For Schleiermacher, then, ‘redemption’ has to do with a restored relationship with God that can be achieved by emulating Jesus who enjoys pre-eminent God-consciousness and an intimate relationship with God. Schleiermacher – and the liberals who followed him – has very little to say about vicarious atonement, forgiveness of sins and eternal life.
The Lutheran theologian Eugene Klug is surely rightly when he asserts that ‘The true horror of liberalism is evident precisely at the point where it denies Christ’s unique role as Saviour of mankind through his vicarious suffering and death for men’s sins’.

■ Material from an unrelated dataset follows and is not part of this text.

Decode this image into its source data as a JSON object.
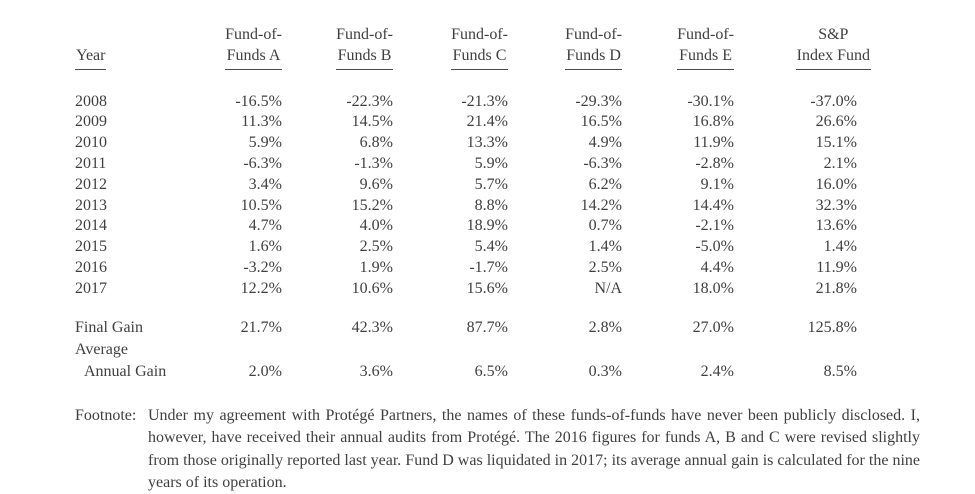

Liberal theology wants to present Jesus as a remarkable man, a pious follower of God par excellence – but not as the incarnate Son of God – to the so-called cultural despisers of Christianity. In so doing, they have seriously distorted what Scripture says about him. As Klug is right to point out, ‘The gospels do not consist in pious embellishments of what Jesus’ followers thought about him, fancifully enhanced by miracles and a fabricated report of his resurrection’. Rather, ‘these gospels consist in the revelation of God, recorded by the inspiration of the Holy Ghost, for faith’s acceptance’.
Liberalism is the bastardization of the Christian Faith – to borrow the expression by the Mennonite theologian John Howard Yoder. It is the mutilation, corruption and perversion of orthodox Christianity.
Dr Roland Chia is Chew Hock Hin Professor of Christian Doctrine at Trinity Theological College and Theological and Research Advisor for the Ethos Institute for Public Christianity.